Apesar das contraindicações formalizadas e divulgadas, nada parece ter mudado nesse cenário, e soros continuam sendo prescritos e vendidos, às vezes até por não médicos.
Consequências
Em abril deste ano, uma grávida de 8 meses morreu após tomar um coquetel de vitaminas em uma farmácia de Cuiabá (MT). Ela recebeu um coquetel formado de vitaminas C e do complexo B para reforçar a imunidade e tratar sintomas gripais. O bebê também não resistiu. Em nota, o Conselho Federal de Farmácia destacou que a mistura é contraindicada em caso de gravidez.
A administração de nutrientes por via endovenosa é um fenômeno mundial, mas, no Brasil, é obrigatório comprovar a necessidade por exames de laboratório, além de ter prescrição médica. Até porque, para comprar as ampolas dos tratamentos, é preciso ter o carimbo do CRM (registro profissional no Conselho Regional de Medicina).

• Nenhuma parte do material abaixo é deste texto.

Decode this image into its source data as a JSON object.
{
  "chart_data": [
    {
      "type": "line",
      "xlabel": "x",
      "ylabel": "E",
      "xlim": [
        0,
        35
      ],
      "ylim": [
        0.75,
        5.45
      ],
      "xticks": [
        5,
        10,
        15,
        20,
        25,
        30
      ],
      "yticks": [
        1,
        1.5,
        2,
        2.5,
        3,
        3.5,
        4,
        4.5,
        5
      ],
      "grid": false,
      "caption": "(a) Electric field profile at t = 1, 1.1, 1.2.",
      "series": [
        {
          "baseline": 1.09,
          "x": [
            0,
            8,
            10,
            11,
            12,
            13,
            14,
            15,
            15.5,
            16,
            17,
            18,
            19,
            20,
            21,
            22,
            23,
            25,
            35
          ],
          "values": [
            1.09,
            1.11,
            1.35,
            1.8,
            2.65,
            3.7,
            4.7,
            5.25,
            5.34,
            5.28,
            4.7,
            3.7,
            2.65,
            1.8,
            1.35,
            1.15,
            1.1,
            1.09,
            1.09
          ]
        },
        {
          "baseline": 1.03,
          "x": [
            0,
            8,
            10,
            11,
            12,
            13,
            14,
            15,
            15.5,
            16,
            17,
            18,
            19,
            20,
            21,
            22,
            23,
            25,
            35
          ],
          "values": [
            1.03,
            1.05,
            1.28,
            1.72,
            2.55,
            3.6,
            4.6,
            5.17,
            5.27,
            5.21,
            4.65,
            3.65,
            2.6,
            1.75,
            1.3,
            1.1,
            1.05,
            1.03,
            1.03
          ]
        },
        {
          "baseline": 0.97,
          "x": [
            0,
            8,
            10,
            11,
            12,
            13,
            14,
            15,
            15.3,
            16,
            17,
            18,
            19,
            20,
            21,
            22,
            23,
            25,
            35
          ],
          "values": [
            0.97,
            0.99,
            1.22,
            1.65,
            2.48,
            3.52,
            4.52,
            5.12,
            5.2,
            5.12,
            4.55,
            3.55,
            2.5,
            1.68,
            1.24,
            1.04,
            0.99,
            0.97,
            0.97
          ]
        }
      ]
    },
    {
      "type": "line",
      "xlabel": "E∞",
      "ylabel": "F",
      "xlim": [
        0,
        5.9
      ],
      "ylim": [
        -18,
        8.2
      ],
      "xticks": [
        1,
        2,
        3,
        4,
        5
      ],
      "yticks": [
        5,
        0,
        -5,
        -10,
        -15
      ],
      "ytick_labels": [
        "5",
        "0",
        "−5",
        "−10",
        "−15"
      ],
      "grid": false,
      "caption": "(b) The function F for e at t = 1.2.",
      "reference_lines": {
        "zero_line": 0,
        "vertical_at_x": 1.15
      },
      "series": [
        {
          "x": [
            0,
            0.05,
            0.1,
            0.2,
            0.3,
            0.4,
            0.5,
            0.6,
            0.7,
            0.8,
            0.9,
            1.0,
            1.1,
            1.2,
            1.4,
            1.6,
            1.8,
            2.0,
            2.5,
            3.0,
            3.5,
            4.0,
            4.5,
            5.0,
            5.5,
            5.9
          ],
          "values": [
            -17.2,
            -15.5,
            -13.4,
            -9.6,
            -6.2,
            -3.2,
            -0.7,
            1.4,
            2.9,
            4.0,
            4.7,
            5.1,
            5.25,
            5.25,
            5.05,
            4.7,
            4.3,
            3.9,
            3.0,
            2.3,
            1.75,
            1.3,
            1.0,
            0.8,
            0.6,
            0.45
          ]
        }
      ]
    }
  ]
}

“Essa mescla de nutrientes com a proposta de ser o ‘soro de beleza’, o ‘soro de imunidade’, o ‘soro antiestresse’, o ‘soro anticâncer’, o ‘soro detox’… Nada disso existe”, afirma Garcez. “O que existe é a possibilidade de utilizar vias injetáveis para a administração de suplementos necessários em cada caso e de forma individualizada, após diagnóstico, prescrição e acompanhamento médico”, completa.
Fica o alerta: é melhor deixar as poções encantadas para o mundo dos contos de fadas.